El encuentro no se producía. Aquel día pasó, y el siguiente, y otro, y otro; pasó una semana, dos semanas pasaron entre tanto, y ni yo había tropezado con él ni hubo siquiera quién me diese noticias suyas: ¡como si se lo hubiera tragado la tierra! Cierto que mis diligencias se cumplían con suma cautela, y nadie hubiera podido decir que yo andaba buscándolo. En puridad, no lo andaba buscando; pero -esto era seguro- tampoco iba a tener sosiego para ocuparme en cosa alguna mientras ese enojoso encuentro estuviera pendiente; y puesto que el azar, al que yo había desafiado con creciente audacia mostrándome por todas partes, en los más frecuentados sitios públicos, parecía tan remiso, me aventuré por fin a provocarlo, a meterme en la boca del lobo, no sin poner en juego, con todo, discretas y meticulosas precauciones.

Desde el café, para poder cortar la comunicación en el momento mismo que a mí me conviniera, telefoneé, pues, un día, a La Hora Compostelana preguntando por el señor Abeledo: que no lo conocían fue la respuesta. Tranquilizado por extraño modo, me encaminé desde allí a la redacción, e insistí en la portería: "Abeledo, sí, señor; don Manuel Abeledo González". El conserje -un viejo estúpido- no acertaba a darme razón. "¿Reportero, dice usted? Aguarde: hace ya como un siglo que no comparece por aquí. Sí, sí; ya sé quién es: Abeledo, un rapaz muy simpático, reportero, ¿no?, uno rubito, gordo…" "¡Qué rubito gordo! No, hombre de Dios: si es un tipo moreno, pelo negro, cejas…" "Pues entonces ha de ser otro… sí, sí, claro, tiene usted razón; me confundía; el que yo digo es otro, es Abelardo Martínez, uno rubito y gordo" "¡Válgame Dios!" "A ese… ¿cómo decía que se llama?, a ese tal González yo no lo he oído mentar nunca", concluyó encogiéndose de hombros. Pedí entonces ver a don Antonio Cueto -Cueto era el redactor-jefe, tan benévolo un tiempo para las faltas del joven periodista sujeto al servicio militar, y a quien yo había entregado de su parte alguna información un par de veces. ¿Qué importaba que ahora no se acordase de mí? "¿Don Antonio Cueto? Pero ¿usted no sabe que don Antonio Cueto está de gobernador civil? Pues sí, en Alicante, creo, o no sé si en Almería".

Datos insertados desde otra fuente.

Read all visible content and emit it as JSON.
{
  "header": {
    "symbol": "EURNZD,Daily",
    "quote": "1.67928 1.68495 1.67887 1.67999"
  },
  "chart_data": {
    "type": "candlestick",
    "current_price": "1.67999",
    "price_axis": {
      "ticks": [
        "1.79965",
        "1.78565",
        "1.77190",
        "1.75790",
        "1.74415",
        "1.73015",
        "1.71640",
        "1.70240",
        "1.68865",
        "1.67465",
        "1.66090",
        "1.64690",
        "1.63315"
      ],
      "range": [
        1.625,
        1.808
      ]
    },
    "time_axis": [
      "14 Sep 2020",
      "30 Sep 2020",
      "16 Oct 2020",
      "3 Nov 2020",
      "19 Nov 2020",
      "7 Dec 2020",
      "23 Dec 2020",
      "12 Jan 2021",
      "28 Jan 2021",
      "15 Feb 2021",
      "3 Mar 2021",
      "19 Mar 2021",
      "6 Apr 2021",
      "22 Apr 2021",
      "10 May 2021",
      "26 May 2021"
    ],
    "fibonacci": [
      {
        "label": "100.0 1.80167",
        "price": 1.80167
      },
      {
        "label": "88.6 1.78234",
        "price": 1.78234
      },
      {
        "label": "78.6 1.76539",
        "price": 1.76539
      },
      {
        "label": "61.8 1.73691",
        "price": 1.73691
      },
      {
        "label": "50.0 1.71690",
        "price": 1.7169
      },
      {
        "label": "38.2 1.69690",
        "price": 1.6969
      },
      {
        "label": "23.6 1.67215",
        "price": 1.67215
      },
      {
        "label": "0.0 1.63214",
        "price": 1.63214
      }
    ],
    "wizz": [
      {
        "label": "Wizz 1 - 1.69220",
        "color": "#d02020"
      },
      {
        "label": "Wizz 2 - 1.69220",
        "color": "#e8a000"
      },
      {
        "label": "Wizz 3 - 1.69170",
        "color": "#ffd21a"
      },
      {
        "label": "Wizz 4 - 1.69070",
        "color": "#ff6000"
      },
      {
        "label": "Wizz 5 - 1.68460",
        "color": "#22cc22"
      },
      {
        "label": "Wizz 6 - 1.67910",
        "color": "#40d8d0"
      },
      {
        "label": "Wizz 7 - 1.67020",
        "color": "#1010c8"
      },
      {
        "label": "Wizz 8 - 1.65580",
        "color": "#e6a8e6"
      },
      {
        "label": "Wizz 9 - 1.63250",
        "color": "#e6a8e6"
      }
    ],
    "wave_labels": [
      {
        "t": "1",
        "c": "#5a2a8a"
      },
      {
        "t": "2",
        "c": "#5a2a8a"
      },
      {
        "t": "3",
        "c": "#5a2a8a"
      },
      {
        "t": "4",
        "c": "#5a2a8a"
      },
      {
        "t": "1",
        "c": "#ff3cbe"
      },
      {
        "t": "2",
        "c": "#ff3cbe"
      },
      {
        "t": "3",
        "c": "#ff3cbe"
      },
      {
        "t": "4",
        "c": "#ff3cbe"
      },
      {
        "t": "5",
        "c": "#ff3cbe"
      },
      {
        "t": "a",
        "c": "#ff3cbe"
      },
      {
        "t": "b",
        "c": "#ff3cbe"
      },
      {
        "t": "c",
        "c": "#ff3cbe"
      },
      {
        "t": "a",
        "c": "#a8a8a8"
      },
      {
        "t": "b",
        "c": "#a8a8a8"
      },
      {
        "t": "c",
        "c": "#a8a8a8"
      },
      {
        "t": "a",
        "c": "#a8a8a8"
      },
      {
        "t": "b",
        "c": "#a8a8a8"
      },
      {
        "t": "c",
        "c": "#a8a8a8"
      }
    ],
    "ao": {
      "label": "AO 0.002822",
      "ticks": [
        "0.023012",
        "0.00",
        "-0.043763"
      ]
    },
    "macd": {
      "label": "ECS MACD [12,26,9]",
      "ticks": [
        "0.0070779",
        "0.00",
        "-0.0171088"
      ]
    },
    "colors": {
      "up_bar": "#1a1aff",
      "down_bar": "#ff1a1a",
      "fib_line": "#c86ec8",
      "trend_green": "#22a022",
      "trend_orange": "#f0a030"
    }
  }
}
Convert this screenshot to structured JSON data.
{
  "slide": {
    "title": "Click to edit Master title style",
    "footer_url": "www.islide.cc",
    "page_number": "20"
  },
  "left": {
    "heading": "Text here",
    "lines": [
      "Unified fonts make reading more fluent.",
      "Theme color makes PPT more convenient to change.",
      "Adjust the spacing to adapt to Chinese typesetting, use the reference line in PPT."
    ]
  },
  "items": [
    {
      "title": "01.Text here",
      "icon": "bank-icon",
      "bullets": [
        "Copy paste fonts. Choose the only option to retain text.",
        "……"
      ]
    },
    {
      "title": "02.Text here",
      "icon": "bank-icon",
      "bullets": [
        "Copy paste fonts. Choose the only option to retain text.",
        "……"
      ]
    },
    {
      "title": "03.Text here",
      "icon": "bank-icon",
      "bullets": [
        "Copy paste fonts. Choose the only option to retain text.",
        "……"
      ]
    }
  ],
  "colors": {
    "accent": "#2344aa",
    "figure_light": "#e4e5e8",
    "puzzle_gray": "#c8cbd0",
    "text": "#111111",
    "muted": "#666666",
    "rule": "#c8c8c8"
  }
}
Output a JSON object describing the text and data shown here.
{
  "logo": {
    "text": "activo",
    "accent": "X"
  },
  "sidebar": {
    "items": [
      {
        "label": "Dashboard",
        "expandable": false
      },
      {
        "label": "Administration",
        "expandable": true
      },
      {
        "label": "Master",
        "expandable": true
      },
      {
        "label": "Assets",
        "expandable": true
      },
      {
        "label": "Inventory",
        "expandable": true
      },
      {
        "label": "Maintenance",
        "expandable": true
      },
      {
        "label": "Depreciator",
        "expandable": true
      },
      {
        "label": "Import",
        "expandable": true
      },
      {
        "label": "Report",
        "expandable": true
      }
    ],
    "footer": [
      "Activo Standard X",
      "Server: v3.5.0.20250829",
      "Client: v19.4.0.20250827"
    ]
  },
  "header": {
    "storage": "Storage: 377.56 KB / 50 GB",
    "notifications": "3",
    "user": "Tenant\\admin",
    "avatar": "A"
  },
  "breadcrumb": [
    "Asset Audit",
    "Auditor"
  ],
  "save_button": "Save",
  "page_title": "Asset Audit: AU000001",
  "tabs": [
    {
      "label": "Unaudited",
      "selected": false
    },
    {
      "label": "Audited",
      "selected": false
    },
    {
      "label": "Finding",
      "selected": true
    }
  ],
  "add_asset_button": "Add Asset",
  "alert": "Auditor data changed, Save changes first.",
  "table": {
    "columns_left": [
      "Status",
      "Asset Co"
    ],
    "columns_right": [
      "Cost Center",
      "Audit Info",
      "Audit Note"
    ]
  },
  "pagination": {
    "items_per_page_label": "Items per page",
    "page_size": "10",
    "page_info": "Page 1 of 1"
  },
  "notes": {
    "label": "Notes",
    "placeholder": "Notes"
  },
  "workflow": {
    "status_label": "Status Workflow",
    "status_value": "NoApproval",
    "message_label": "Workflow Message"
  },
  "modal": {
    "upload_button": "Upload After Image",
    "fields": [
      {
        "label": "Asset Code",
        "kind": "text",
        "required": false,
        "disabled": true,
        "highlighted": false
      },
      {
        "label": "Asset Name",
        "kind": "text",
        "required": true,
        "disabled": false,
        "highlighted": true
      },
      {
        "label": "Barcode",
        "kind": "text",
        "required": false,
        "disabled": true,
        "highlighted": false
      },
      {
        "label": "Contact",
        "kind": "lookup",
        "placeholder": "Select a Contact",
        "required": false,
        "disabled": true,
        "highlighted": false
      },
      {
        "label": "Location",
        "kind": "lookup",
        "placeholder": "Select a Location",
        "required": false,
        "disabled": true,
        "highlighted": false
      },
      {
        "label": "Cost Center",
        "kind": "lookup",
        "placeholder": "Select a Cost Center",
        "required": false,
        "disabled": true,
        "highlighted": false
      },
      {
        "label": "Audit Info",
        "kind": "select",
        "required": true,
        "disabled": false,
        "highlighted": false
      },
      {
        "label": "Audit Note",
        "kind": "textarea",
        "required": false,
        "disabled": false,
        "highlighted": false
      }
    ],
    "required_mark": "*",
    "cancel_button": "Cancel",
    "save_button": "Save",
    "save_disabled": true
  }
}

¿Gobernador civil Cueto? ¡Caramba!… En seguida se me ocurrió que tal vez se hubiera llevado consigo, como secretario, a algún redactor de La Hora, incluso al propio Abeledo, que tan simpático parecía serle. Y, puesto a imaginar, ¿por qué Abeledo mismo no había de tener, también él, un alto cargo?; uno que, sin ser demasiado notorio, le diera, en premio de sus celosos servicios al régimen, influencia y gajes, y hasta -¿quién sabe?- poder directo…

Me estremecí. Conforme iba alejándome calle abajo, un verdadero desasosiego me invadía; ahora estaba dispuesto a revolver el cielo con la tierra, sin más vacilaciones, hasta localizarlo; así no se podía hacer nada, no se podía tener sosiego, no se podía vivir… Hasta ese instante cada pequeño fracaso -cuando, por ejemplo, en el cine, me puse a recorrer la sala en todas direcciones, durante el descanso, sin tropezar con un solo conocido; o cuando me entré en el Ateneo Gallego y no dejé rincón por inspeccionar-, cada vez que concurría yo a un lugar donde hubiera podido hallarse, sin verlo (y de tales intentonas no realizaba apenas sino una por día, tras de lo cual me daba por satisfecho hasta el siguiente), cada una de esas infructuosas pruebas había sido para mí hasta el instante como un respiro, engañosa tregua que ni siquiera me traía el alivio tonto de aplazar un choque inevitable, pues si por un lado estaba -¿para qué negarlo?- temeroso, por el otro deseaba, y quizá con mayor vehemencia, enfrentarme ya de una vez con el bicho.

Que en la redacción no lo conocieran, me había trastornado por completo, causando en mí enorme excitación.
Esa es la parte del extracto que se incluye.